On a reasonably modern Windows laptop or desktop, just type “Snipping Tool” into the Search box near the start button. The computer will find it and pop an icon on the taskbar. You can pin it there, or move it to your desktop, or put it where convenient. You can download a very similar App for mobile phones and Macs. On older computers the program is still there, but it takes more finding. Look in “Accessories” or hunt in C:\Windows\System32 for a program file called SnippingTool.exe
Snipping tool allows users to draw rectangles or freehand curves anywhere on their computer screen, copy whatever is enclosed by their drawing, then save it as an image file or paste it directly into a document. In our case we can copy extracts from the Council’s footpath map and pop them into our witness statements. This is a lot easier than drawing your own map.

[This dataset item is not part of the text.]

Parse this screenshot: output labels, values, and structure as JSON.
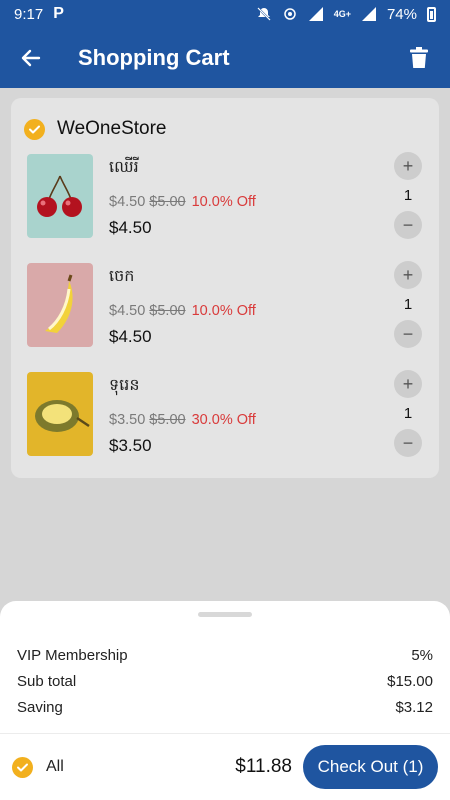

Fourth Send an email to the LCC Public Rights of Way Manager, Bob.Buckenham@leeds.gov.uk saying where you walked and when you did it. You can also phone the team on 0113 395 7400. You must confirm that there was no significant barrier to human access, you didn’t need to ask permission, and nobody tried to stop you. Paste in the relevant map extract and ask for this area of land to be added to the definitive map. Encourage others to do the same.
If your route is completely missing from the Council website, then you must tell the footpath officers that this is a new claim. You will need to mark it on your map snippet, using another free Windows program, such as Microsoft Paint. There are many such unclaimed routes, including one obvious path through the Kirkstall Valley Nature Reserve, along the south bank of the river. It has been in existence to our knowledge since 1993, when the Nature Reserve was established. Thousands of people have used it. It has had well over 20 years use, so time is up. Why not be the first person to register it as a new public footpath?